Everybody knows that caffeine – coffee’s main active substance – is a powerful stimulant, and the energy that it boosts is immediately perceivable.
Despite that, a regular consumption of coffee is often a subject of controversy: is it really as healthy as many people – including doctors, dieticians and nutritionists – think and/or say? Or are there some contraindications (as stated by many representatives of the same above-mentioned professional categories)? In general terms, all revolves around the amount of coffee consumed during a specific time frame (generally 24 hours). A moderate intake can actually bring several beneficial effects to the human body, while an excess of consumption can be harmful or even highly noxious.

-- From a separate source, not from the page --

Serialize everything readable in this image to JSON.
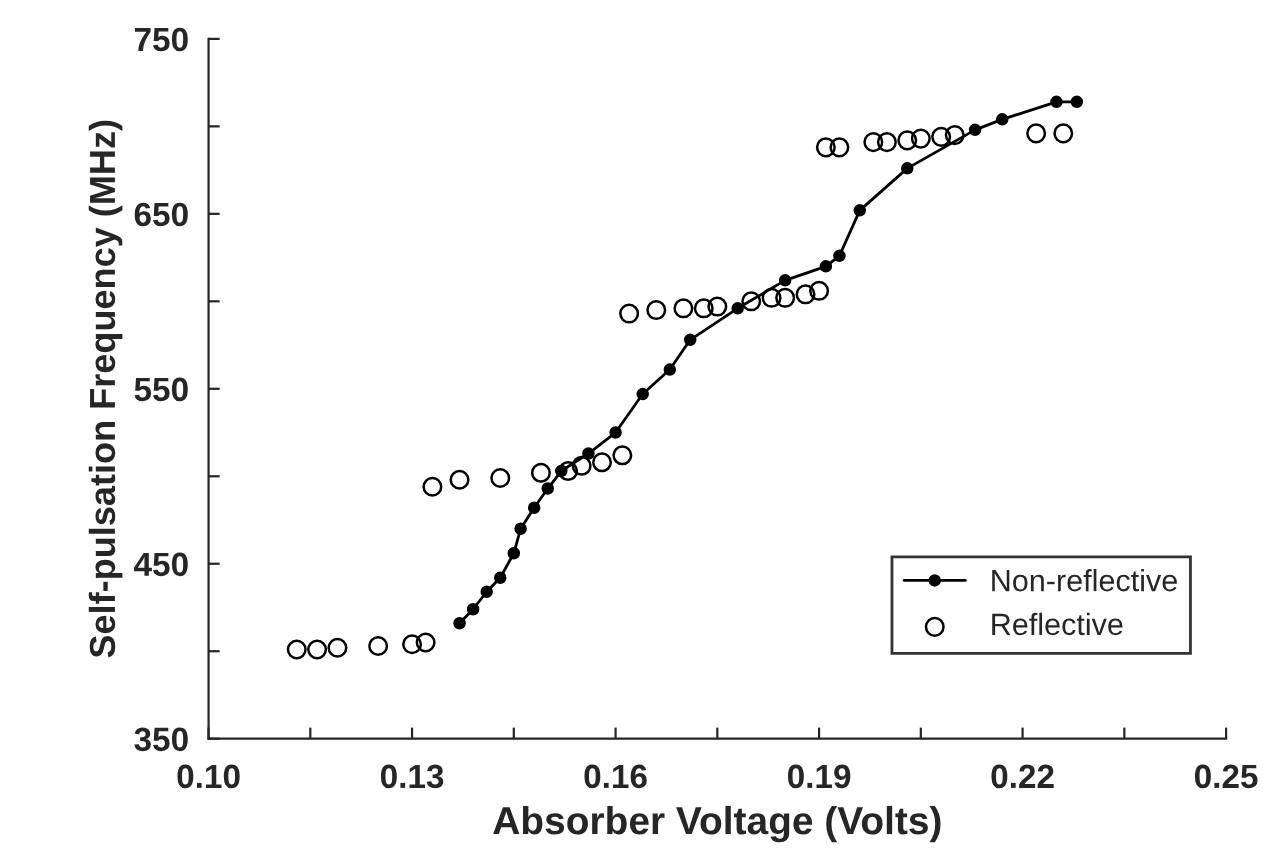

Once this was ensured, the following question is: how much coffee can you take during the day? But before dealing with this, you should answer to another dilemma: how long does coffee stay in your system? In normal conditions, a healthy adult individual, with no pathologies related to his bloodstream and/or nervous system, should need on average 10 hours to “clean” its blood from the presence of the caffeine. It is important to know that, because you should know how long the stimulant effects of this substance will be active in your body: this is, for instance, the reason why it’s not advisable to consume coffee (unless it’s decaffeinated) before going to bed. That said, during the day you can consume on average 300 mg of caffeine, better if distributed evenly along the 16-18 hours when you are awake, avoiding the last 2-3 hours before going to sleep. This daily amount of caffeine – roughly corresponding to 3 cups of espresso – is unanimously considered harmless, unless you have diseases like congenital arterial hypertension or cardiac arrhythmia. In fact, such a moderate quantitative of caffeine can even bring some benefits to your body. Below you can discover the main ones.
- It stimulates the gastric, salivary and biliary secretion, enhancing and accelerating the digestive process.
- If taken in the right amounts, it regulates the heart rate and prevents the symptoms of cardiac arrhythmia (if not congenital).
- It is a bland vasodilator, so it helps prevent any coronary obstruction.
- It is also a bronchodilator. This means that, in case of asthma or allergic reactions that involve the respiratory system, it helps alleviate the symptoms.
- Between the collateral effects typically attributed to caffeine, there is a bland euphoric effect. In other words, it slightly improves your mood.
- It reduces the sensation of tiredness and helps fight the fatigue.
- It has an anorectic effect: it reduces the sense of hunger. For this reason, it could be a supportive coadjutant in a process of body fat reduction.
It can be concluded from this information that coffee is not an essential part of a diet: this means that it doesn’t bring any significant amount of nutrients to your body. By the way, it could be an effective complement of a balanced diet if taken in the right doses. The only contraindications that can be related to it are based on an excessive consumption and/or some forms of congenital disease: by itself, coffee is absolutely innocuous. Like any other stimulant drink, it should be consumed responsibly, avoiding any kind of excess. An occasional excess of caffeine intake can be fought by taking a saline laxative or some charcoal:
these two substances are able to tie the residual caffeine molecules that are still present in the stomach, neutralize them and finally remove them through the digestive tract.